But there comes a time when you have to jump off the cliff and trust completely. Trust that this is the time that God promised us, when He would fight for us and all we would have to do is stand.
What has made it so hard is that this family is incredible. They are God-lovers and to think that we would be tied to this family forever is more than I could have dared to hope for.
So I have been fighting the fear that if this did not work we would not only be losing a baby but we would be losing a family too. Fear is the giant that I face and I know that God has made me His little giant killer. So I have chose to turn my back on fear and trust that this is it. So I am sharing with you!
We are so excited. We are very blessed that this is a private proposal so we have more time to prepare. And I have had list after list after list. It's been wonderful....! We have also had time to get to know the birth family and fall in love with them. There are so many God connections with them and we have so much in common. We meet the birth father and his Mom next week. That's the last little hurdle and we pray that they see our hearts and that we long for an open and loving adoption.
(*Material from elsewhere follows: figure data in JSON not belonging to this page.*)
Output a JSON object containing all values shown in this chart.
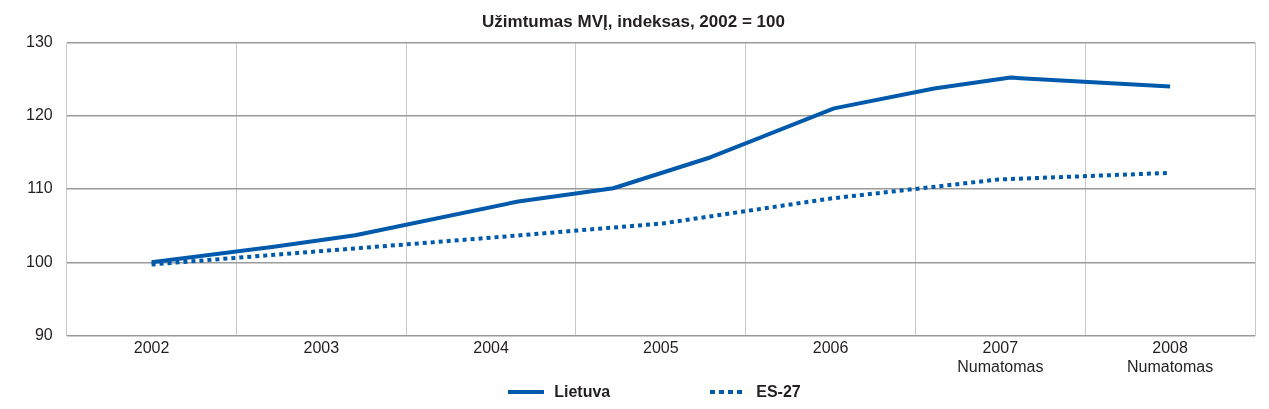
{
  "chart_data": {
    "type": "line",
    "title": "Užimtumas MVĮ, indeksas, 2002 = 100",
    "xlim": [
      2001.5,
      2008.5
    ],
    "xticks": [
      2002,
      2003,
      2004,
      2005,
      2006,
      {
        "value": 2007,
        "label": "2007\nNumatomas"
      },
      {
        "value": 2008,
        "label": "2008\nNumatomas"
      }
    ],
    "ylim": [
      90,
      130
    ],
    "yticks": [
      90,
      100,
      110,
      120,
      130
    ],
    "series": [
      {
        "name": "Lietuva",
        "color": "#005aab",
        "line_style": "solid",
        "x": [
          2002,
          2002.71,
          2003.2,
          2004.16,
          2004.72,
          2005.29,
          2006.02,
          2006.61,
          2007.06,
          2008
        ],
        "values": [
          100,
          102.1,
          103.7,
          108.3,
          110.1,
          114.3,
          121,
          123.7,
          125.2,
          124
        ]
      },
      {
        "name": "ES-27",
        "color": "#005aab",
        "line_style": "dotted",
        "x": [
          2002,
          2003.04,
          2004.02,
          2005.01,
          2006,
          2006.99,
          2008
        ],
        "values": [
          99.7,
          101.6,
          103.4,
          105.3,
          108.7,
          111.3,
          112.2
        ]
      }
    ],
    "marker": "none",
    "grid": true,
    "legend": "bottom"
  }
}
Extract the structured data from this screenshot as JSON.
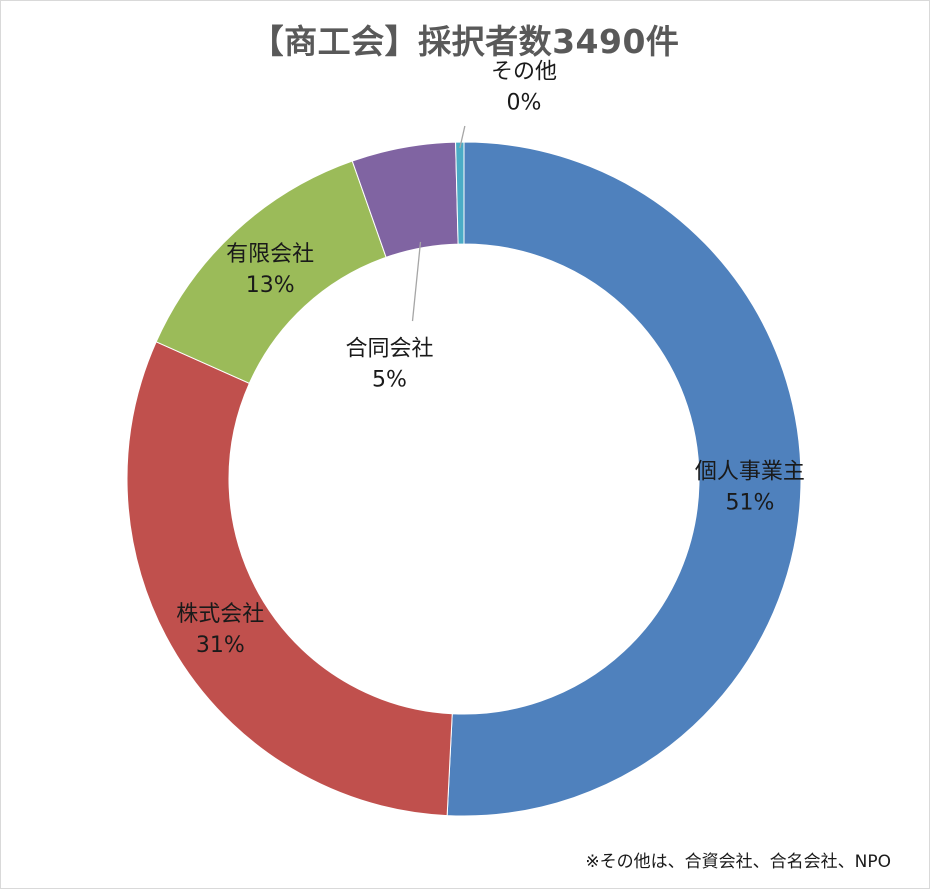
{
  "chart_data": {
    "type": "pie",
    "title": "【商工会】採択者数3490件",
    "categories": [
      "個人事業主",
      "株式会社",
      "有限会社",
      "合同会社",
      "その他"
    ],
    "values": [
      51,
      31,
      13,
      5,
      0
    ],
    "value_labels": [
      "51%",
      "31%",
      "13%",
      "5%",
      "0%"
    ],
    "donut": true,
    "colors": [
      "#4f81bd",
      "#c0504d",
      "#9bbb59",
      "#8064a2",
      "#4bacc6"
    ],
    "legend": "none",
    "footnote": "※その他は、合資会社、合名会社、NPO"
  }
}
I always knew that adoption would be first best for me. I honestly don't mind whether I have a child through a miracle, treatment or adoption. I would love to have a patchwork family that God has given to us through different ways. Have I given up on bearing a child myself? No way, I think I will believe until Jesus calls me home. But if I don't bear a child myself I won't feel like I have lost out. We will keep trying all three ways until we have our family as that's what God has told us to do, but however they come is first best for me.